Com dor se deve notar que o número dos seminaristas não corresponde às exigências reais das vossas dioceses, e isto não porque faltem as vocações, mas antes por circunstâncias que são independentes da vossa vontade. Como já na mencionada Carta, também agora "desejo exprimir a minha mais sincera solidariedade àqueles jovens que com tanta fé e com tanta generosidade seguem o divino chamamento e muitas vezes têm de esperar com paciência o momento em que possam realizar os seus ideais sacerdotais" (ibid.).

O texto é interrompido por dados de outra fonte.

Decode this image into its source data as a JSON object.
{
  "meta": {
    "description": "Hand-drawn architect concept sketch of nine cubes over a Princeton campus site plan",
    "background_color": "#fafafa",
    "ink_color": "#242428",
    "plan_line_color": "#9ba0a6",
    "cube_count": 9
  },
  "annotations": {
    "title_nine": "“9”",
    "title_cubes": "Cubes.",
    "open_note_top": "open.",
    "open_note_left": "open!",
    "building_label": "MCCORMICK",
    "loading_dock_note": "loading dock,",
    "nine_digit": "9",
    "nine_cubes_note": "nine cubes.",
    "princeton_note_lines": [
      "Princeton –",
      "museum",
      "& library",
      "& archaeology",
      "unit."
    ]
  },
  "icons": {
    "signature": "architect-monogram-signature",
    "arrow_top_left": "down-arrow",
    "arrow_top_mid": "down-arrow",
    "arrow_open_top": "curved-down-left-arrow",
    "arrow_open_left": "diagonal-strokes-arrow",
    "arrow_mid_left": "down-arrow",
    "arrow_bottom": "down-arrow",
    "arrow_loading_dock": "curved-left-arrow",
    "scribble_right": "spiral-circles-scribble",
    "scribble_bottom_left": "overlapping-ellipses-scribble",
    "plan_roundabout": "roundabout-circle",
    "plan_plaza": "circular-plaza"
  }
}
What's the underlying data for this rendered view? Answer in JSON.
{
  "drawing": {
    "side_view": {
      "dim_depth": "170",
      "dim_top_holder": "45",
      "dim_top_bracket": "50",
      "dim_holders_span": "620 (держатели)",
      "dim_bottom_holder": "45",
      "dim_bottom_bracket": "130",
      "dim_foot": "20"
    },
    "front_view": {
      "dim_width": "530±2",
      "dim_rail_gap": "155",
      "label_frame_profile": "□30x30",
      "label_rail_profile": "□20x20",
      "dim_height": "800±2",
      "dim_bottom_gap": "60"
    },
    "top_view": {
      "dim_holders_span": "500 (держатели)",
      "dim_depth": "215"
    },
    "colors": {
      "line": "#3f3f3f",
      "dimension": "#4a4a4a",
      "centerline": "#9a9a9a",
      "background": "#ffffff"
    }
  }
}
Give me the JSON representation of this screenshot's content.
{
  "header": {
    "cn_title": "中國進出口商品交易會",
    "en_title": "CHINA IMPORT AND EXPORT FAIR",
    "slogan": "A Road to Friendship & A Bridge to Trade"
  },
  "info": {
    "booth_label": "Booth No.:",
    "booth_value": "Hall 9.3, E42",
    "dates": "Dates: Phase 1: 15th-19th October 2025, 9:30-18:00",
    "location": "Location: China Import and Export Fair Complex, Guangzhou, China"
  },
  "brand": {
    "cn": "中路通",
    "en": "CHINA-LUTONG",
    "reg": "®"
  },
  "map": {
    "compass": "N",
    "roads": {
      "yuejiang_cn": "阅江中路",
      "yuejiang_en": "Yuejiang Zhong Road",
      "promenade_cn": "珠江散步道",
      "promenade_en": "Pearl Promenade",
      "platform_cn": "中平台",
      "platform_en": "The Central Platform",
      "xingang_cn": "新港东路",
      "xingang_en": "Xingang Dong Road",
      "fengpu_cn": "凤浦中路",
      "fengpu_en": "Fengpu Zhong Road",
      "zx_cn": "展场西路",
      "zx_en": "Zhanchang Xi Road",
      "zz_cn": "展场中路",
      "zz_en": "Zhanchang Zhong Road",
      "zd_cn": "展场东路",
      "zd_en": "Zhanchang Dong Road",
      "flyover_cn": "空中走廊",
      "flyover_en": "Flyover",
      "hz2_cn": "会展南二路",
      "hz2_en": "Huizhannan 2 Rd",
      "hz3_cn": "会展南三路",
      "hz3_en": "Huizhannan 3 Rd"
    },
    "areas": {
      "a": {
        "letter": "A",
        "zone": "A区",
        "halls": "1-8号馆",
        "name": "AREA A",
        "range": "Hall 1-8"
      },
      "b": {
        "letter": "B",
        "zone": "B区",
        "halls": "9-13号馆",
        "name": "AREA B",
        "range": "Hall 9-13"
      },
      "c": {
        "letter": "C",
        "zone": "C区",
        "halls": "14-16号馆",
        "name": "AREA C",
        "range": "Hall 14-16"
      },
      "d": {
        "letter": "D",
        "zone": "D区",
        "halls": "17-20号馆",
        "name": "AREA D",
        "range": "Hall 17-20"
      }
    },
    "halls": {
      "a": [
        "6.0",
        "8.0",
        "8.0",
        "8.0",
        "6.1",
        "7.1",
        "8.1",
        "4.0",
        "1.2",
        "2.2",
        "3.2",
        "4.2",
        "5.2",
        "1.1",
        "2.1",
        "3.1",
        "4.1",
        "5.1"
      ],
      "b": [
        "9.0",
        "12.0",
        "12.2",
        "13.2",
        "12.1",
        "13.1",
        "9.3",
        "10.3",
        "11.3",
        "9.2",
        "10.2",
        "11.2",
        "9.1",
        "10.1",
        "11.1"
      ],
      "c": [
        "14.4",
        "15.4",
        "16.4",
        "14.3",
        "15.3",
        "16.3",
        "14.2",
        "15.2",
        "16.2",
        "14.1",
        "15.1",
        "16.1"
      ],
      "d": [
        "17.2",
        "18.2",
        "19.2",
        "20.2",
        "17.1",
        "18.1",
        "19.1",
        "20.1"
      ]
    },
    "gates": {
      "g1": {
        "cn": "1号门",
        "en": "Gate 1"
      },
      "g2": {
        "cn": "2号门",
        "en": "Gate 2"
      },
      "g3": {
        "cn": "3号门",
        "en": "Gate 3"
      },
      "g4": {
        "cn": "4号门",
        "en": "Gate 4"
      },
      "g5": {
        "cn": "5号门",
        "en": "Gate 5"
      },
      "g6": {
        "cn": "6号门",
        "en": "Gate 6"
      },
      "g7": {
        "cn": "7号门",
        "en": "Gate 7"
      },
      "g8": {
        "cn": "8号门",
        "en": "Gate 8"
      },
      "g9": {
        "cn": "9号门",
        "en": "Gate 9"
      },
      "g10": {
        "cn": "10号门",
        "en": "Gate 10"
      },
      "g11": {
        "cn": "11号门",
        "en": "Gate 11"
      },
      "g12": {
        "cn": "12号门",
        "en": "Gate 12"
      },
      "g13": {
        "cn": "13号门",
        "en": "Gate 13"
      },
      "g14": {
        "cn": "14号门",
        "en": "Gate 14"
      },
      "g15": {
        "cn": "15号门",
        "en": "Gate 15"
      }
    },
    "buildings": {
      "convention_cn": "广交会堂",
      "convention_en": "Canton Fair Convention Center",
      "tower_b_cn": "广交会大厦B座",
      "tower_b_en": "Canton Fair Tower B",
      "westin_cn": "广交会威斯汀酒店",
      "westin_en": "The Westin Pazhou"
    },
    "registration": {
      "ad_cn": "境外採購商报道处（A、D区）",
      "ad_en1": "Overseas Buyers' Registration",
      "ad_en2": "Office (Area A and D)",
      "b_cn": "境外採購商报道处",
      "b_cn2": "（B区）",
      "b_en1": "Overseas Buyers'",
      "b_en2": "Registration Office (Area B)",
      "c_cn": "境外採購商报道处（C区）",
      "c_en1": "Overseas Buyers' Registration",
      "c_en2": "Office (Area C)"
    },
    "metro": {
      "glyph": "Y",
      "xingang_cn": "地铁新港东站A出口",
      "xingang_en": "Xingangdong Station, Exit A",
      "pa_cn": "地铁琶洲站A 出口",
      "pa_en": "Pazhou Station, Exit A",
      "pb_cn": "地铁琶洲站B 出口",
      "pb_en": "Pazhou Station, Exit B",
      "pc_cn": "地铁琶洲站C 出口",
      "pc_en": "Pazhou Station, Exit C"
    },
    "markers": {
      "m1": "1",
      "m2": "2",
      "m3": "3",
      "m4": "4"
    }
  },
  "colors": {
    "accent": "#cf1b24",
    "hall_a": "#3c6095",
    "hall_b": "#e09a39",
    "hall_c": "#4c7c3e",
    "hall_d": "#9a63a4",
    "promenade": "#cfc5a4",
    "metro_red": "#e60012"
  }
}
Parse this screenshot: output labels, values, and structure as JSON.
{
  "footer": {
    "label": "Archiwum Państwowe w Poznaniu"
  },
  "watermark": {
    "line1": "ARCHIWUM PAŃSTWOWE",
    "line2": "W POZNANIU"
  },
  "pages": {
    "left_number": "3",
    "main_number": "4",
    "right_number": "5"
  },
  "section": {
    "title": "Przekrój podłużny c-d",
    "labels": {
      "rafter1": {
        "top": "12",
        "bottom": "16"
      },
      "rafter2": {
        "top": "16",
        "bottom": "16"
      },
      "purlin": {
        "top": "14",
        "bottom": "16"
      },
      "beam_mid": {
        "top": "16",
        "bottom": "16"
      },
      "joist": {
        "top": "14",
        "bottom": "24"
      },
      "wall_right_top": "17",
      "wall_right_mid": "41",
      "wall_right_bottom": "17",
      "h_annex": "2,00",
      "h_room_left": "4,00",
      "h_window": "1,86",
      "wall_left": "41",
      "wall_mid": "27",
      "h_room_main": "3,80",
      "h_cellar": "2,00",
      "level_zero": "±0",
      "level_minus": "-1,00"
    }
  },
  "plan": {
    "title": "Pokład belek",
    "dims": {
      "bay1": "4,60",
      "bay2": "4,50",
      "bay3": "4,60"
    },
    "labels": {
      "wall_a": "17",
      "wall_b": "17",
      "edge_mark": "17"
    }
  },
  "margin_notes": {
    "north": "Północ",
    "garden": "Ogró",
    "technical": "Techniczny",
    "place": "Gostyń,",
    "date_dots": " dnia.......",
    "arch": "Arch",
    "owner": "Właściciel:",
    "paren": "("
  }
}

A grave situação que se veio a criar na cura pastoral requer constante iniciativa de oração, em todas as paróquias e comunidades, para suplicar ao Senhor da messe que chame muitos jovens generosos para o sacerdócio e faça que estes possam corresponder, sem obstáculos, ao chamamento ouvido.

d) Outro problema de urgente importância é o da adequada catequese dos jovens e das famílias. A atenção de todos os Bispos do mundo está hoje dirigida para a instrução religiosa da juventude, com o aprofundamento do estudo dos problemas das novas gerações e a busca dos caminhos aptos para as ajudar a encontrar as respostas às suas necessidades fundamentais e para as proteger das insídias do mundo contemporâneo. Sei bem que nas vossas Comunidades há um núcleo de juventude sã e bem formada, que se esforça por resolver os seus problemas à luz das verdades reveladas e, ao mesmo tempo, está pronta para grandes sacrifícios pelos seus ideiais. Por outro lado, conheço as condições em que vós, Veneráveis Irmãos, vos encontrais no exercício do vosso dever de assegurar aos jovens da vossa Pátria uma adequada educação religiosa. Não obstante tudo, como bons Pastores do rebanho de Cristo deveis continuar a procurar satisfazer do melhor modo a vossa obrigação de assegurar, a todos os que o pedem, sólido conhecimento da fé, juntamente com profunda preparação para a vida sacramental. Lembrados das palavras de São Paulo ao seu discípulo Timóteo "Praedica verbum, insta opportune, importune" (2 Tim 4, 2), deveis prestar este serviço aos vossos fiéis, porque, segundo o mesmo São Paulo exclamou, "Vae mihi est, si non evangelizavero!" (1 Cor 9, 16).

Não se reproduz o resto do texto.